В нашей группе была как раз такая барышня. Звали её, если не ошибаюсь, Вера. Только её одну Данков называл по имени, остальных либо по фамилии, либо никак. Вере Данков поручал всё на свете, её он первой спрашивал, её щадил, если она путалась или запиналась во время ответа. Сидела Вера на первой парте.

А вот студентка К. была наоборот… Ровно наоборот. (Кстати сказать, она недоучилась до конца, была отчислена с третьего курса.) Нельзя сказать, что она была красавица, но юбку носила очень короткую, красилась с самого утра самым боевым образом. И даже не пыталась изобразить, что готовилась к занятиям. Занятия Данкова она посещала через раз, правда, старалась держаться поскромнее в дни исторической грамматики.

Но в тот день она выглядела лихо даже для самой себя. Юбка была такая короткая… Помню, Данков зашёл в аудиторию, мы встали, сели. Он поздоровался и вдруг уставился на К. Он долго рассматривал её.

– Вера, сообщите мне об отсутствующих, – вдруг тихо, не сводя глаз с К., сказал Данков.

– Сегодня отсутствующих нет, – встав, сказала Вера.

– А вот и есть, – сказал Данков.

– Нет, Василий Николаевич, вся вторая группа присутствует, – тихим голосом ответила Вера, через паузу.

– Нет, Вера, не вся! Не спорьте со мной. Студентки К. нет, – сказал Данков, не сводя глаз с К. – Правда, это я говорю об очень скором будущем. Кому-то может показаться, что она здесь, а на самом деле её уже здесь нет. Встаньте, К.!

К. закатила глаза и со вздохом медленно встала.

– Спасибо, К., – сказал Данков. – Теперь мне хотя бы не видно ваших трусов. Это что же такое на вас надето, а?

– Что вы… – попыталась дерзко что-то сказать К.

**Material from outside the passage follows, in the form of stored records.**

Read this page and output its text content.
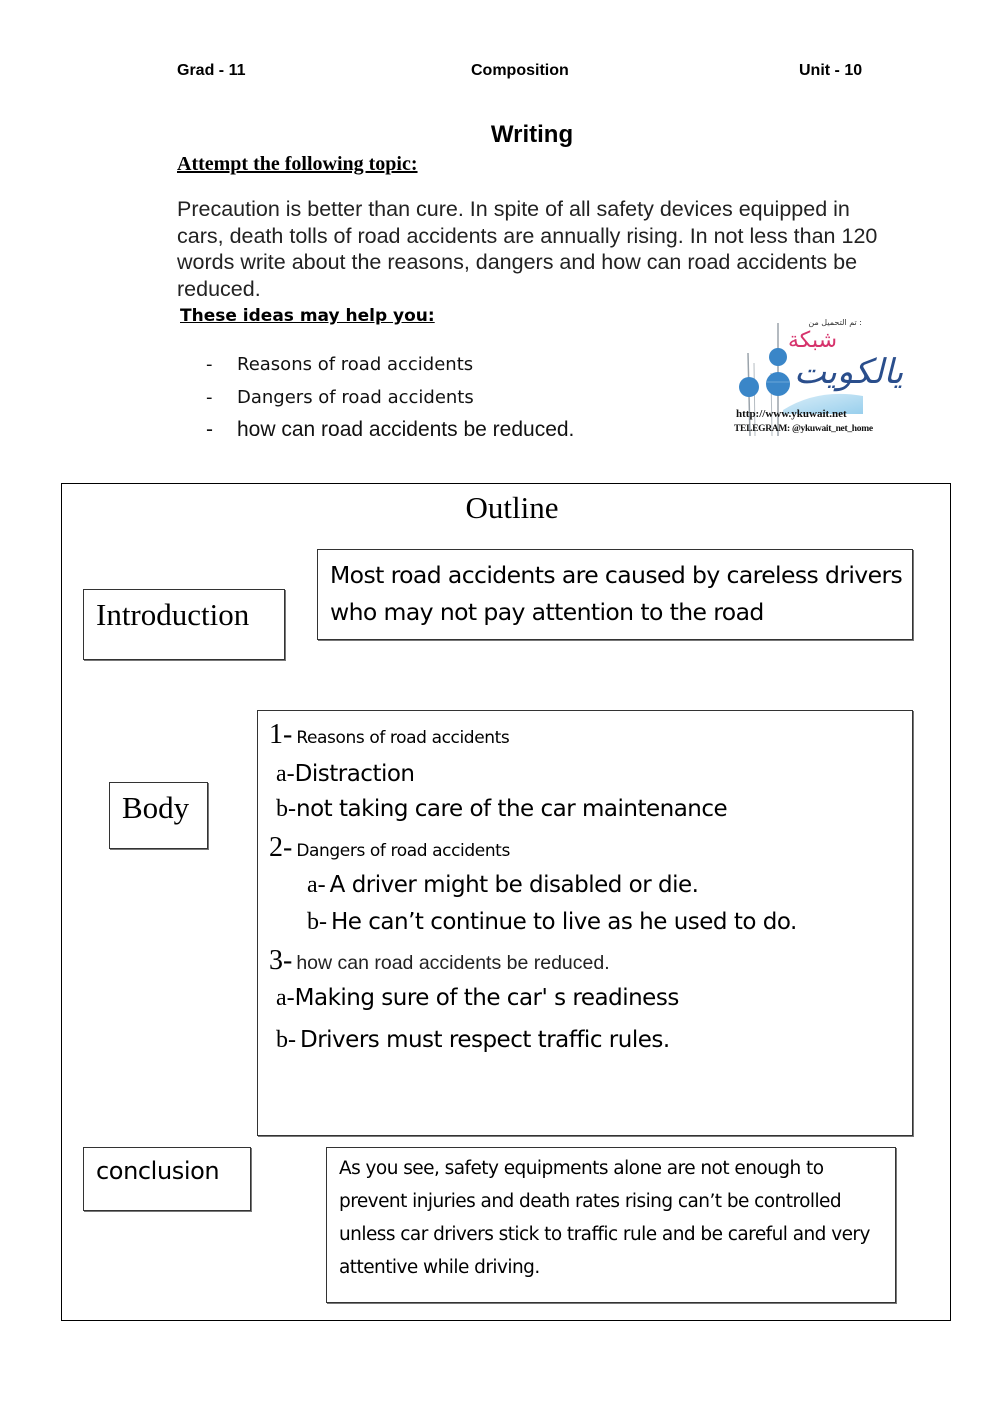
Grad - 11	Composition	Unit - 10
Writing
Attempt the following topic:
Precaution is better than cure. In spite of all safety devices equipped in cars, death tolls of road accidents are annually rising. In not less than 120 words write about the reasons, dangers and how can road accidents be reduced.
These ideas may help you:
- Reasons of road accidents
- Dangers of road accidents
- how can road accidents be reduced.
تم التحميل من :
شبكة
يالكويت
http://www.ykuwait.net
TELEGRAM: @ykuwait_net_home
Outline
Introduction
Most road accidents are caused by careless drivers who may not pay attention to the road
Body
1- Reasons of road accidents
a-Distraction
b-not taking care of the car maintenance
2- Dangers of road accidents
a- A driver might be disabled or die.
b- He can’t continue to live as he used to do.
3- how can road accidents be reduced.
a-Making sure of the car' s readiness
b- Drivers must respect traffic rules.
conclusion	As you see, safety equipments alone are not enough to prevent injuries and death rates rising can’t be controlled unless car drivers stick to traffic rule and be careful and very attentive while driving.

– Молчать! – заорал Данков. – Как вы явились в Университет! – на слове «университет» он поднял правую руку вверх и потряс огромной своей пятернёй. – Вы не на панель здесь вышли. То, что вы не брали в руки учебники и не ходили в библиотеку, это мне ясно. Но у вас же в глазах знаете что?! Ничего!! Сколько вы провели у зеркала? А? Сколько вы смотрели на себя, чтобы так себя разукрасить? Как мне вас жаль! Видеть в зеркале такой ужас, какой видите вы! Это действительно ужас. – Он покачал головой очень скорбно. – Скажите мне честно, я не понимаю! Вот вы накрасились, оделись, посмотрели в зеркало и остались довольны? Вам нравится то, что вы увидели, а? Вера, скажите мне! Что, вот так, как она ходит, – это нормально? Вот что, К.! Убирайтесь отсюда вон! Вон отсюда!

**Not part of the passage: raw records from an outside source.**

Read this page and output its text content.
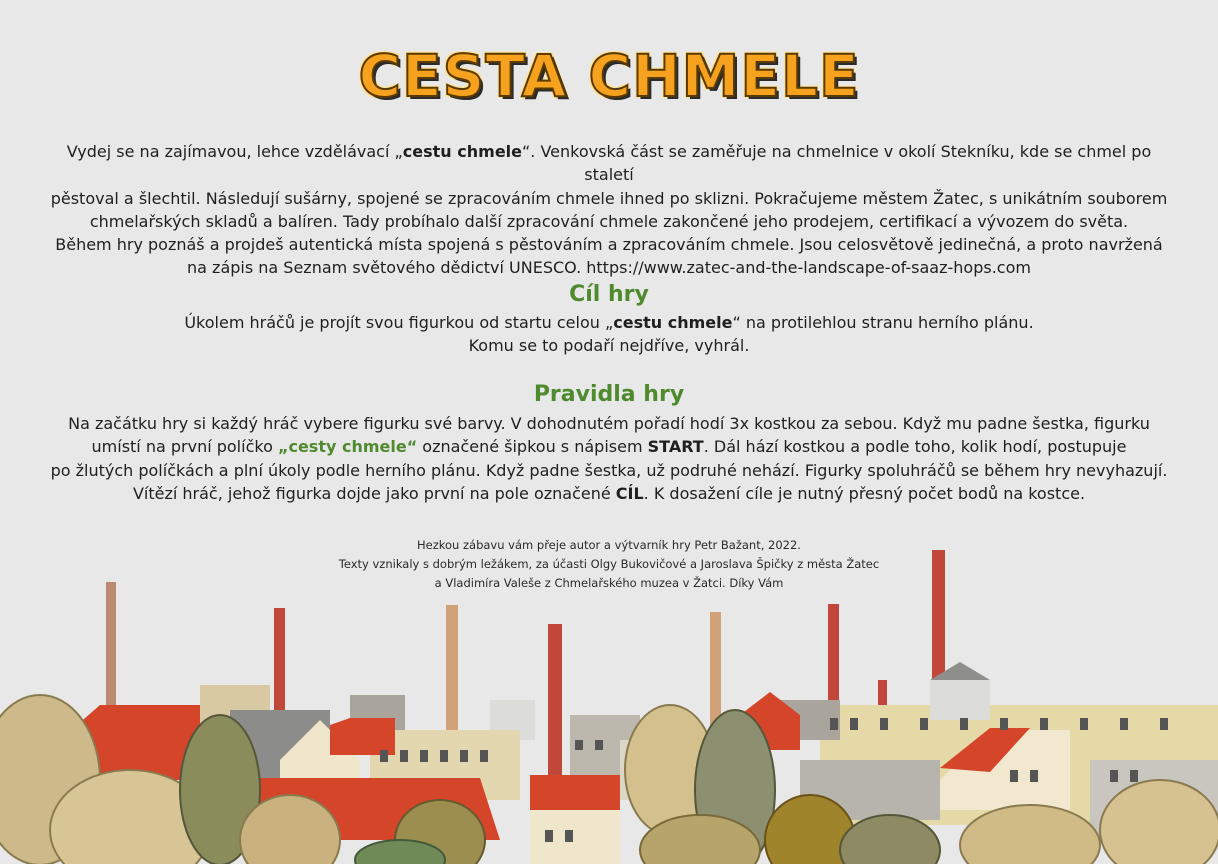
CESTA CHMELE
Vydej se na zajímavou, lehce vzdělávací „cestu chmele“. Venkovská část se zaměřuje na chmelnice v okolí Stekníku, kde se chmel po staletí
pěstoval a šlechtil. Následují sušárny, spojené se zpracováním chmele ihned po sklizni. Pokračujeme městem Žatec, s unikátním souborem
chmelařských skladů a balíren. Tady probíhalo další zpracování chmele zakončené jeho prodejem, certifikací a vývozem do světa.
Během hry poznáš a projdeš autentická místa spojená s pěstováním a zpracováním chmele. Jsou celosvětově jedinečná, a proto navržená
na zápis na Seznam světového dědictví UNESCO. https://www.zatec-and-the-landscape-of-saaz-hops.com
Cíl hry
Úkolem hráčů je projít svou figurkou od startu celou „cestu chmele“ na protilehlou stranu herního plánu.
Komu se to podaří nejdříve, vyhrál.
Pravidla hry
Na začátku hry si každý hráč vybere figurku své barvy. V dohodnutém pořadí hodí 3x kostkou za sebou. Když mu padne šestka, figurku
umístí na první políčko „cesty chmele“ označené šipkou s nápisem START. Dál hází kostkou a podle toho, kolik hodí, postupuje
po žlutých políčkách a plní úkoly podle herního plánu. Když padne šestka, už podruhé nehází. Figurky spoluhráčů se během hry nevyhazují.
Vítězí hráč, jehož figurka dojde jako první na pole označené CÍL. K dosažení cíle je nutný přesný počet bodů na kostce.
Hezkou zábavu vám přeje autor a výtvarník hry Petr Bažant, 2022.
Texty vznikaly s dobrým ležákem, za účasti Olgy Bukovičové a Jaroslava Špičky z města Žatec
a Vladimíra Valeše z Chmelařského muzea v Žatci. Díky Vám
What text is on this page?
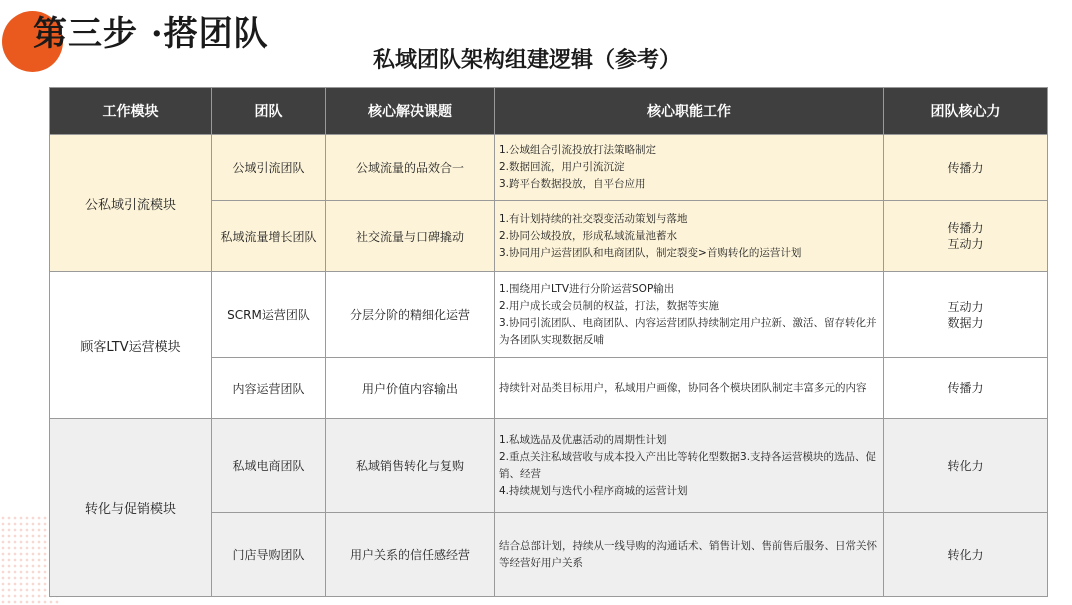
第三步 ·搭团队
私域团队架构组建逻辑（参考）
工作模块	团队	核心解决课题	核心职能工作	团队核心力
公私域引流模块	公域引流团队	公域流量的品效合一	1.公域组合引流投放打法策略制定
2.数据回流，用户引流沉淀
3.跨平台数据投放，自平台应用	传播力

	私域流量增长团队	社交流量与口碑撬动	1.有计划持续的社交裂变活动策划与落地
2.协同公域投放，形成私域流量池蓄水
3.协同用户运营团队和电商团队，制定裂变>首购转化的运营计划	传播力
互动力

顾客LTV运营模块	SCRM运营团队	分层分阶的精细化运营	1.围绕用户LTV进行分阶运营SOP输出
2.用户成长或会员制的权益，打法，数据等实施
3.协同引流团队、电商团队、内容运营团队持续制定用户拉新、激活、留存转化并为各团队实现数据反哺	互动力
数据力

	内容运营团队	用户价值内容输出	持续针对品类目标用户，私域用户画像，协同各个模块团队制定丰富多元的内容	传播力

转化与促销模块	私域电商团队	私域销售转化与复购	1.私域选品及优惠活动的周期性计划
2.重点关注私域营收与成本投入产出比等转化型数据3.支持各运营模块的选品、促销、经营
4.持续规划与迭代小程序商城的运营计划	转化力

	门店导购团队	用户关系的信任感经营	结合总部计划，持续从一线导购的沟通话术、销售计划、售前售后服务、日常关怀等经营好用户关系	转化力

К. медленно вышла из аудитории и медленно закрыла за собой дверь.

– Кошмар! Ужас! Неужели вам всем нравится, как она одета и как она явилась в Университет? – он сделал паузу. – А вам, Вера, нравится? – Вера потупившись сидела и молчала. – Почему же вы молчите, Вера? Может быть, я человек другой эпохи. Может, я не понимаю. Но вы-то, Вера? Я вот не могу вас представить в таком виде, – сказал он Вере, а потом перевёл взгляд на всех. – А вот вы можете представить себе Веру, чтобы она так вырядилась и явилась сюда в таком виде?! А?!

Аудитория молчала, но было слышно, что все вдыхают побольше воздуха в лёгкие.

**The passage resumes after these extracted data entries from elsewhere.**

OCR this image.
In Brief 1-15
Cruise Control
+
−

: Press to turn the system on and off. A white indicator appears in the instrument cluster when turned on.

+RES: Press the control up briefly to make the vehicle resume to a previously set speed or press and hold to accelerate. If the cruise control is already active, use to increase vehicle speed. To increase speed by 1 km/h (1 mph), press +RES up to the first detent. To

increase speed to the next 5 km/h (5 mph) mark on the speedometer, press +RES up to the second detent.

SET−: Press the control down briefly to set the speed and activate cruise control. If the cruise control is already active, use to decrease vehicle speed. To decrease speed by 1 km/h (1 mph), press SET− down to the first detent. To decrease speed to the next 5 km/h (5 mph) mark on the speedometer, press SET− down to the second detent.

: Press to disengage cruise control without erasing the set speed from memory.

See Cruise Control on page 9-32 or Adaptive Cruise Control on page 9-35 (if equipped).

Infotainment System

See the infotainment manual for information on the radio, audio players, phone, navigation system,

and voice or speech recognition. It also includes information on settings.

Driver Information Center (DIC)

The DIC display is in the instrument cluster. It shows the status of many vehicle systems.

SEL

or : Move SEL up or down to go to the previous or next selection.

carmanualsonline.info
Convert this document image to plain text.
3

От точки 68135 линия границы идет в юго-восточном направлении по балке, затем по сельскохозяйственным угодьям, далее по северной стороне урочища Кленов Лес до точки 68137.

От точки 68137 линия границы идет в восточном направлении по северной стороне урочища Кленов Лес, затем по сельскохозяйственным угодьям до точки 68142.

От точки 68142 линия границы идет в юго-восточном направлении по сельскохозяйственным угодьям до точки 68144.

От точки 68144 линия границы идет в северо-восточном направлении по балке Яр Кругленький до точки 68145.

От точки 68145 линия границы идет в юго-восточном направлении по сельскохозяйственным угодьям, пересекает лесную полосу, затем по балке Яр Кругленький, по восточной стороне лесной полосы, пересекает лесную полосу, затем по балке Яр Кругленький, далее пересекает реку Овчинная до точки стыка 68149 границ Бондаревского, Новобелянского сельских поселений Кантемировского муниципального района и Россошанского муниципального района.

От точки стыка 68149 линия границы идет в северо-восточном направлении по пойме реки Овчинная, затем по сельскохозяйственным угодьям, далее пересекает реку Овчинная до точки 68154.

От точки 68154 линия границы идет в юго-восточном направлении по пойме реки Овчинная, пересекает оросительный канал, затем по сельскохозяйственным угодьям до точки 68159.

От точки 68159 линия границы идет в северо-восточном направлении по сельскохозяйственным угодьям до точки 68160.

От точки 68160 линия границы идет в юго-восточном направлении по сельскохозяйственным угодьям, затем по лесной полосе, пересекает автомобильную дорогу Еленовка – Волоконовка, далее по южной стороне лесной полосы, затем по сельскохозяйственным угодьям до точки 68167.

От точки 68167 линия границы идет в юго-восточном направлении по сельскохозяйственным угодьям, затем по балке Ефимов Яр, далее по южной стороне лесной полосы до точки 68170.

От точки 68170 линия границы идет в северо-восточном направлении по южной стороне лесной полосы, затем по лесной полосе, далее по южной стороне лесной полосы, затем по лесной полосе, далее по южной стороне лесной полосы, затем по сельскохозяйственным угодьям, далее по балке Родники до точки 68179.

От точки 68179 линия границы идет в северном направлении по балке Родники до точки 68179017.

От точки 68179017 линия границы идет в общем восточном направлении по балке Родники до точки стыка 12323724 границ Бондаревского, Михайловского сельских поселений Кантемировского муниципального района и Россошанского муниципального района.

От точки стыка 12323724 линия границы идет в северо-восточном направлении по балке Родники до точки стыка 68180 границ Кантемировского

– Не-е-е-е-ет! – раздался радостный, громкий хор.

Вера схватилась за лицо руками, согнулась, потом вскочила и выбежала из аудитории прочь. Данков замер в недоумении и растерянности.

Вера потом пропустила несколько дней занятий.


Данков очень серьёзно относился к отправкам студентов на сельхозработы. Он понимал, что сельхоз-работы – дело для студентов университета необязательное, и карать за пропуски этих работ так же, как за пропуски лекций, он не мог. Но он запугивал юных студенток, агитировал и сам часто выезжал на поля. Осенью нас обычно отправляли на уборку картофеля, моркови или турнепса. Первые несколько дней это было весело, а потом наши ряды редели, а те, кто выезжал на работы, работали плохо, вяло и неэффективно. Зато обеды в поле проходили шумно, радостно и подолгу.

Василий Николаевич не стоял у нас над душой, не командовал и сам не работал. К нашим трапезам он также не присоединялся, даже если мы его приглашали. Сам он ничего с собой не брал. Ничего: ни бутербродов, ни термоса с чем-нибудь горячим, ни даже бутылки воды. Он приезжал, выходил из автобуса и бродил один по полям или вдоль поля по лесополосе. В своём голубеньком плаще он был отлично виден. Он очень выделялся на фоне осеннего сельского пейзажа.